I planned on making these cupcakes three times now. It took the third time to make it happen since I ate the first two bags of candy corn before I successfully did not eat the third bag. At first I was going to make candy corn cookies but I couple people were already doing that and so I decided to go in a different direction. Last year I made candy corn ice cream by just using candy corns and whipped cream and so I decided to take that and use that idea and turn it into frosting for cupcakes. That idea turned out to be a good one.
These are not overly sweet like you would think. Adding the extra whipped cream at the end helps to mellow out the sweetness but still give the candy corn flavor! I don’t give a recipe for the cupcakes as they are just white cupcakes but do tell you how to make them in the recipe. These are a fun treat for kids and adults alike.
On a side note thanks for the well wishes for my mom, she is doing well. Though going stir crazy already as that woman likes to go, go, go. Bed rest and her are not friends.
Candy Corn Whipped Cream Frosting
3 cups heavy whipping cream (40% works best), divided
1 cup candy corn
1 tsp. cornstarch
1 cup powdered sugar
In a sealable container add candy corn and two cups of heavy whipped cream.

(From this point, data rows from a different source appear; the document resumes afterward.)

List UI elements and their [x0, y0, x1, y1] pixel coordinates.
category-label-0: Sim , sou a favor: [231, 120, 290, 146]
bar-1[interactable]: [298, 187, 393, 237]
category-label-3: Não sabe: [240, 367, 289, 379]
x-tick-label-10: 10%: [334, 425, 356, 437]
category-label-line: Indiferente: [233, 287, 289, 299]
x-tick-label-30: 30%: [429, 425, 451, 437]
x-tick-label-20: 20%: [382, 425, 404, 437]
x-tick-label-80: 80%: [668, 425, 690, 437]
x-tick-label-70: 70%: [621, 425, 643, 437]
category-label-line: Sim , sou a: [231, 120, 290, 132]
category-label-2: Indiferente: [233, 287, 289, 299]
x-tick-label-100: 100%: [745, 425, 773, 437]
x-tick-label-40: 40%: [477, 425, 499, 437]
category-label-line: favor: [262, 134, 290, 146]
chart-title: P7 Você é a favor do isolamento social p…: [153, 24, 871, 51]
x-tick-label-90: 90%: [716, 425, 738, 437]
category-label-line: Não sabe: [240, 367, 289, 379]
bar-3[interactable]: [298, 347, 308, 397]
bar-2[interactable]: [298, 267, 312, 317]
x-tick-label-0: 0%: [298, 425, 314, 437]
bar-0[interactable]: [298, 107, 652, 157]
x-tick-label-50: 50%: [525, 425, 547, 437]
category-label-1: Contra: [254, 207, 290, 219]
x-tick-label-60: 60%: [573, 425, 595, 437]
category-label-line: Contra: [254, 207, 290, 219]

Place in fridge for at least 6 hours, but overnight is even better.
Take out of fridge and strain the liquid from the candy corn and place into a stand mixer fitted with the whisk attachment. Whisk on high until it forms stiff peaks. Remove and put in a separate bowl.
Add the remaining heavy cream and cornstarch to bowl and whisk on high, adding the powdered sugar ¼ cup at a time until stiff peaks are formed.
Add the candy corn flavored whipped cream back into the bowl and whisk together on high speed until incorporated.
Keep in fridge until ready to frost fully cooled cupcakes.
This is enough frosting for 12 cupcakes depending how you frost.
To make the cupcakes simply take your favorite white cake recipe or just use boxed white cake. Divide the batter into three parts. Keep one white. Make one yellow with food coloring. Make one orange with food coloring. Layer the colors and bake as directed.